Because, sadly, it was captivating.
It was captivating like a car crash we crane our necks to see on the freeway….but then find ourselves disgusted by our own baseness and then shuddering periodically throughout our day recalling the horrible images….so I found Room.
This was one of the New York Times‘ five best books of the year. We aren’t talking pulp fiction here. Serious critics loved this book.
These reviews aptly point out that to write from the voice of the five year old Jack is an incredible talent. Which is true. I can’t deny that Donoghue has created a compelling, poignant and in some ways unprecedented voice of a child. In fact, I can’t recall a child narrator that is much younger than the teen Holden Caulfield. My memory goes blank.
Courageous I grant her.
Because while the 11 foot by 11 foot Room is safe for Jack, it is a prison for his mother. They are held captive by a sexual predator in a locked shed in this lovely man’s back yard. The story translates too easily in a world where Jaycee Lee Duggard can live in Garrido’s backyard for nearly two decades.
I can tell you this if you are inclined to pursue it anyway.
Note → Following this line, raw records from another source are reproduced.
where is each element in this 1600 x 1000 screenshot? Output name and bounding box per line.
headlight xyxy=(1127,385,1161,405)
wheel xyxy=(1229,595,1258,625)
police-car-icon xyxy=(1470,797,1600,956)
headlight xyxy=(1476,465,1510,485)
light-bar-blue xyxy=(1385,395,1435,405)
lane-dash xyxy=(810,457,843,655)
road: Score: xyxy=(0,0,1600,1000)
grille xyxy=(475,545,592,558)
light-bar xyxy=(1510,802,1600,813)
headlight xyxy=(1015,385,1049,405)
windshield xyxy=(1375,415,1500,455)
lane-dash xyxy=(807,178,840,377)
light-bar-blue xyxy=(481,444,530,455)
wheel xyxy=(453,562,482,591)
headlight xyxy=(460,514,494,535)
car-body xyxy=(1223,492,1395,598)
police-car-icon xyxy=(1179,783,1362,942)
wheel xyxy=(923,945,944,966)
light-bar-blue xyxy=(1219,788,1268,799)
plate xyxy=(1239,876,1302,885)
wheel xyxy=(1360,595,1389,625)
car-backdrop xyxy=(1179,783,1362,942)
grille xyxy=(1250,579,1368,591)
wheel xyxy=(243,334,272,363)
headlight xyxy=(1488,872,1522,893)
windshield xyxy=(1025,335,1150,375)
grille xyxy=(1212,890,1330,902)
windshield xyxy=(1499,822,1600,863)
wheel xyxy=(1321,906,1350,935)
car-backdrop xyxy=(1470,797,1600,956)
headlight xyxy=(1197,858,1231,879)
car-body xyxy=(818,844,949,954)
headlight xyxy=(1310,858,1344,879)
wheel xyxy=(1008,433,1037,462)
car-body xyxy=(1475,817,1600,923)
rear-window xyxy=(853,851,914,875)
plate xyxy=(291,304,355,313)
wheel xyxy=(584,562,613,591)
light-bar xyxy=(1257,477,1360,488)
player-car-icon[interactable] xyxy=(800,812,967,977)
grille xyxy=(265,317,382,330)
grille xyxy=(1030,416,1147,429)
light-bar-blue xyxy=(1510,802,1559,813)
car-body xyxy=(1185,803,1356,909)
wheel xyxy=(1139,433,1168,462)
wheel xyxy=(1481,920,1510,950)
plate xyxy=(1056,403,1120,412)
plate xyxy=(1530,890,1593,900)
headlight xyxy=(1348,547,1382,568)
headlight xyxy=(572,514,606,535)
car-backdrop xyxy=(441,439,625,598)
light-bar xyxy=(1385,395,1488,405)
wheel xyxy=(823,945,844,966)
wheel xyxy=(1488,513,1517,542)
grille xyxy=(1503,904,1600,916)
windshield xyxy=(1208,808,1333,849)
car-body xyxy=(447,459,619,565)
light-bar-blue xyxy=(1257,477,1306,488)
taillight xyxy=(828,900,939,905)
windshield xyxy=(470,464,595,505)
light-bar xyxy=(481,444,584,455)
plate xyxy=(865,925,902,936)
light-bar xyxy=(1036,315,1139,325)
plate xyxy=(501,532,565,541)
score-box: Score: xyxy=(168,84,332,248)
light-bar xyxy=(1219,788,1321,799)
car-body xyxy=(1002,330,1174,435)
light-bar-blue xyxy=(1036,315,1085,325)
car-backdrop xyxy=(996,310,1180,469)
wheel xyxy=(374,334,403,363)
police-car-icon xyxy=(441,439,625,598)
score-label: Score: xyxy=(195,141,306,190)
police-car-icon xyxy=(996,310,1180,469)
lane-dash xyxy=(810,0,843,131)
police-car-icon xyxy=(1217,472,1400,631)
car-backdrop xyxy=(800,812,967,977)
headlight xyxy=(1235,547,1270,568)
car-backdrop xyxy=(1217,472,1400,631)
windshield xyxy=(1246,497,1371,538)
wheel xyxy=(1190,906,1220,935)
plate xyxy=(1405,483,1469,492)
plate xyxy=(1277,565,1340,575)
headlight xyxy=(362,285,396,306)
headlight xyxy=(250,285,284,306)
The writing is very good and the plot does get more complex and interesting (SPOILER ALERT) after the mother and son re-enter the real world. You understand the judgments made by the outside world about Jack’s long hair and the ongoing breastfeeding, but you find yourself with a fierce loyalty to “Ma”. She is, above all, a survivor. She IS resiliency. She creates a world of normalcy for her son when none should be possible. She contains her own rage and wanting and depression and hope and futility.
Hell, I can sometimes lose my noodle playing three board games in a row on a rainy day. So believe me, Ma gets my vote. Definitely.
While I can appreciate that critics call it a story of the ‘beautiful relationship between a mother and her son’…. well, okay. I guess.
But I say the real world is creepy enough. I don’t need it in my fiction, people. I can just pick up that SF Chronicle and read all about the bizarre, unfortunate and insane–and spare myself the 200+ pages.
So if you find that the subject matter is making you a bit squirrely, I wanted to let you know that BookSnob read this one so you don’t have to.
Forge on to some other literary crisis that’s easier to stomach.